Simultaneously, DeepSeek announced V3.2-Speciale as an API-only service with additional post-training steps not included in the public weights. This bifurcation — open base model, enhanced closed variant — was a new pattern in DeepSeek's release strategy. V3.2-Speciale's performance on competitive mathematics and programming was exceptional: it achieved gold medal performance at all four of the world's premier student computing and mathematics competitions in 2025. On AIME 2025, it posted scores exceeding GPT-5 High, a result DeepSeek described as the first time a Chinese-built model had surpassed OpenAI's flagship on the benchmark.
Why It Matters
The V3.2 release had layered significance. The open-weight component demonstrated that frontier MoE architecture with genuine inference efficiency innovations could be released under MIT — reinforcing that architectural research, not just scaling, was occurring in the open-source Chinese AI ecosystem.

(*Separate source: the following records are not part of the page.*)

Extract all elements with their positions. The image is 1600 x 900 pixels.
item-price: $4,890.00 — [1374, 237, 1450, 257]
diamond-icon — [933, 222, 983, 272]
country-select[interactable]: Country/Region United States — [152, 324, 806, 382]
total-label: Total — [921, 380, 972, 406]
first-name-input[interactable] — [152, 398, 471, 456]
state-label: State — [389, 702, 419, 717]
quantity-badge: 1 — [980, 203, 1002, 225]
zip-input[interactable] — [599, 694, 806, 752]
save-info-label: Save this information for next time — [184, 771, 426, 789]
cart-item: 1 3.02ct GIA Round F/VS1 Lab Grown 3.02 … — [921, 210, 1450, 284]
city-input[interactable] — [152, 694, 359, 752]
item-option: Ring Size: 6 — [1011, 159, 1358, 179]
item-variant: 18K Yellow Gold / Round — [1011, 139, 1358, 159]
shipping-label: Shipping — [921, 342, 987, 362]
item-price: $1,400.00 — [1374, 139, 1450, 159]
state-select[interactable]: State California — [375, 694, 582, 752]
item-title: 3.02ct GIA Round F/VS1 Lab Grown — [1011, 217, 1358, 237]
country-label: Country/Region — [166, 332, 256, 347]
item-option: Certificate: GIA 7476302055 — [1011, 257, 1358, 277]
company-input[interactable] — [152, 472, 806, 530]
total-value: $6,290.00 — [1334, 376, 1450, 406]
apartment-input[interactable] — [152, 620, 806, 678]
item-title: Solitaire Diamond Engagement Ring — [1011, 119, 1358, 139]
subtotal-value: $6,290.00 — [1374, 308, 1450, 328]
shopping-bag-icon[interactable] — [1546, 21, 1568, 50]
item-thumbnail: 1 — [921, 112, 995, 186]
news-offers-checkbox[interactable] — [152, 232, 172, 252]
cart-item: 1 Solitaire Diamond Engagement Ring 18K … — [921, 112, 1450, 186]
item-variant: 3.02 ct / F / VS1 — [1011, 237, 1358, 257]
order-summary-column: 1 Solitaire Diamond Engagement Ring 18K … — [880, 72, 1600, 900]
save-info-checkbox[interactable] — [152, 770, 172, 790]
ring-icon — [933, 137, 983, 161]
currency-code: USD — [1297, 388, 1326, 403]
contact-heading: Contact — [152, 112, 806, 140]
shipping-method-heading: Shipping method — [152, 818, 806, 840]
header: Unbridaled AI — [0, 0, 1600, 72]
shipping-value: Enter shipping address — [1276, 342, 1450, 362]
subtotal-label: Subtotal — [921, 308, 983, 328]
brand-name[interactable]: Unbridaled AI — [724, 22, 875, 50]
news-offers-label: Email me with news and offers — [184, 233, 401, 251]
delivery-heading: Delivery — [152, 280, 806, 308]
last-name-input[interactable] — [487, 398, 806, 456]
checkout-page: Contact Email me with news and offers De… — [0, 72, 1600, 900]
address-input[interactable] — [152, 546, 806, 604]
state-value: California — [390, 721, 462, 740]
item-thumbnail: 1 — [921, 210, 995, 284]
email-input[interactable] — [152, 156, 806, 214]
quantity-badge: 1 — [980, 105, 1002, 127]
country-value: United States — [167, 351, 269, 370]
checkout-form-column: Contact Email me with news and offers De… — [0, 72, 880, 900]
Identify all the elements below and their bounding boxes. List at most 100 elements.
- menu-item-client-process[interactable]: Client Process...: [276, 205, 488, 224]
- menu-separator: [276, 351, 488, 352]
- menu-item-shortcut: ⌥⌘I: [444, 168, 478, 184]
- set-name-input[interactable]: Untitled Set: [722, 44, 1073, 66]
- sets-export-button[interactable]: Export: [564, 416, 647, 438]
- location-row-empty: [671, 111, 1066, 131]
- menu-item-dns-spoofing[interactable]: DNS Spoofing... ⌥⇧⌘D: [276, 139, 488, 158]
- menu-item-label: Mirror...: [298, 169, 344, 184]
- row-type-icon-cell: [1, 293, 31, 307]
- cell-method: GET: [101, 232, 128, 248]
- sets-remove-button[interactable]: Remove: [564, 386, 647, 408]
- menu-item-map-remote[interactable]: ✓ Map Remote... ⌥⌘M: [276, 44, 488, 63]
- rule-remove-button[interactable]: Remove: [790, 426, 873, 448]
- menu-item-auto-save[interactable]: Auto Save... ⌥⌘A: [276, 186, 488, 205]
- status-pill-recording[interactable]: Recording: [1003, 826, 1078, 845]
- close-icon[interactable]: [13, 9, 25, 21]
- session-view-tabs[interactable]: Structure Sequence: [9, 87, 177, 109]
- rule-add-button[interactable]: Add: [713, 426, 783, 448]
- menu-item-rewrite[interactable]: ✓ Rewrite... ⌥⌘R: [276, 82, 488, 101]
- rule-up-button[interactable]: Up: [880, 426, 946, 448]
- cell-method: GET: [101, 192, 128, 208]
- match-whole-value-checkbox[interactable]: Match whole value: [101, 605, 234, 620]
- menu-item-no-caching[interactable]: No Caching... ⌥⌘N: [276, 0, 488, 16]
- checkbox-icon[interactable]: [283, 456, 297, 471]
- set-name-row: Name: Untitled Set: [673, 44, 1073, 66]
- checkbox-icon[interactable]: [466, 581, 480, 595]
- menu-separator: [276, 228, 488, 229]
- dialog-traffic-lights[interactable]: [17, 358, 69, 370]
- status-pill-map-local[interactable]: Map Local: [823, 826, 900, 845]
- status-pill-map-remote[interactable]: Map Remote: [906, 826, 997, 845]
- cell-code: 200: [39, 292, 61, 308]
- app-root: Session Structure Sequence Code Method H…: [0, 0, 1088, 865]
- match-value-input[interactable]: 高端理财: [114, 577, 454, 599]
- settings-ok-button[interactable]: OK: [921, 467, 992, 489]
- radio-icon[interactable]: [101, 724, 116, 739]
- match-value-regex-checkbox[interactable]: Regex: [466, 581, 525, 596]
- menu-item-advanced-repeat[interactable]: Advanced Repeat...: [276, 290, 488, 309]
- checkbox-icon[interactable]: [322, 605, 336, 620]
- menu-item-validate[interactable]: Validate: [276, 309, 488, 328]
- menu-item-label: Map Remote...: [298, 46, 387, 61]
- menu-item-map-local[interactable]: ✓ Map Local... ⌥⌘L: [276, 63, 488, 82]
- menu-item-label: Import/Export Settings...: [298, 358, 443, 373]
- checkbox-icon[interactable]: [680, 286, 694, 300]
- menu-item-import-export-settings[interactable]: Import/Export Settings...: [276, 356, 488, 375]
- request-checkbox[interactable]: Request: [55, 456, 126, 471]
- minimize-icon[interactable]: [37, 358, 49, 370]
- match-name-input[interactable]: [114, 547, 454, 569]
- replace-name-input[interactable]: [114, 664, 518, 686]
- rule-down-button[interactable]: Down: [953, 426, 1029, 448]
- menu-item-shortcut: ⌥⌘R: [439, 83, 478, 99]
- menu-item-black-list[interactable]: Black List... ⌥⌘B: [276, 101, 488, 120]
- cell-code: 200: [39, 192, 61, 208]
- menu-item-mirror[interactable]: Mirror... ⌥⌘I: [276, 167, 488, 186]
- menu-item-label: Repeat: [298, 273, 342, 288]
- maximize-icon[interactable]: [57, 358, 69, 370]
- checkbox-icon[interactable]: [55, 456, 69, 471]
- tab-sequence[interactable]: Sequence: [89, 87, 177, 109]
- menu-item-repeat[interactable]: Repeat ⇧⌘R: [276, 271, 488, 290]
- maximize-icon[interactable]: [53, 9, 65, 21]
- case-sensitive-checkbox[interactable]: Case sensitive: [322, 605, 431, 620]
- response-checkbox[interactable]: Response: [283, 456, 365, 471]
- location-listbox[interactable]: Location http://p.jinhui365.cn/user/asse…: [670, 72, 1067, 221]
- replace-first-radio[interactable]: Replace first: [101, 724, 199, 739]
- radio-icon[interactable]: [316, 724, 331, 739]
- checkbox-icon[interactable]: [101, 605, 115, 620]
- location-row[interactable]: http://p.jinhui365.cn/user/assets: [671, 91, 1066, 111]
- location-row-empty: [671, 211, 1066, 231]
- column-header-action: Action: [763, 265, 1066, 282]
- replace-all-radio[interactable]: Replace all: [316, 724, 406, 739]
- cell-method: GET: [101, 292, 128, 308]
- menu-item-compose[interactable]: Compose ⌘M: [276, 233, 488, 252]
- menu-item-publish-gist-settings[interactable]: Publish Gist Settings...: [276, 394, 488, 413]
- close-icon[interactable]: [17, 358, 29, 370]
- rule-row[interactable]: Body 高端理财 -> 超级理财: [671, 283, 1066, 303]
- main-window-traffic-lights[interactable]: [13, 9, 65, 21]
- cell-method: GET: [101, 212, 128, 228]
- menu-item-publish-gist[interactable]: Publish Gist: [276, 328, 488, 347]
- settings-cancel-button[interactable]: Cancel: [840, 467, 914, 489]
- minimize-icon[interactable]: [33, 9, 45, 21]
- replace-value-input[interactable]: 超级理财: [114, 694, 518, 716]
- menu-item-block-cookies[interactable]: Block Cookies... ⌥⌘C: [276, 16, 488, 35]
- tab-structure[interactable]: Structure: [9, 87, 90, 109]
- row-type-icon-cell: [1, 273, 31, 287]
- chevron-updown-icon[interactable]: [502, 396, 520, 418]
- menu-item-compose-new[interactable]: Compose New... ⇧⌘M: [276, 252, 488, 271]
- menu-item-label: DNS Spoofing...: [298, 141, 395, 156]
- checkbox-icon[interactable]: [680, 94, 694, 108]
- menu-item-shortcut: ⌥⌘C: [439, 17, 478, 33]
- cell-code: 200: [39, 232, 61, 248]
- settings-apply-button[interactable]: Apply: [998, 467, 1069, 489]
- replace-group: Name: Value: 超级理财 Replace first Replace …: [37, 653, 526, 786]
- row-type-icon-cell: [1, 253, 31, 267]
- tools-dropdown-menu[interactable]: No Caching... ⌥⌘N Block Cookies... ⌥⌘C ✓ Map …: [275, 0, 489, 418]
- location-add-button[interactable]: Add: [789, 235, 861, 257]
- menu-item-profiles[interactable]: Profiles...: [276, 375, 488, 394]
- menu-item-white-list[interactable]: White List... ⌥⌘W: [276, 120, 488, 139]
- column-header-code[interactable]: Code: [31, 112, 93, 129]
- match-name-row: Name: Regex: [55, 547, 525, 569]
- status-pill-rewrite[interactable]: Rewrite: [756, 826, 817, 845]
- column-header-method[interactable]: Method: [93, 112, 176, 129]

The V3.2-Speciale performance on mathematical olympiads was a more pointed statement: a model had achieved gold medal human expert performance on the world's hardest mathematics and programming competitions. For the open-vs-closed debate, the bifurcated release crystallized a new competitive dynamic — labs releasing open weights as a foundation while retaining API-only enhancements — raising questions about whether the gap between public and private model capability was reopening after a period of convergence.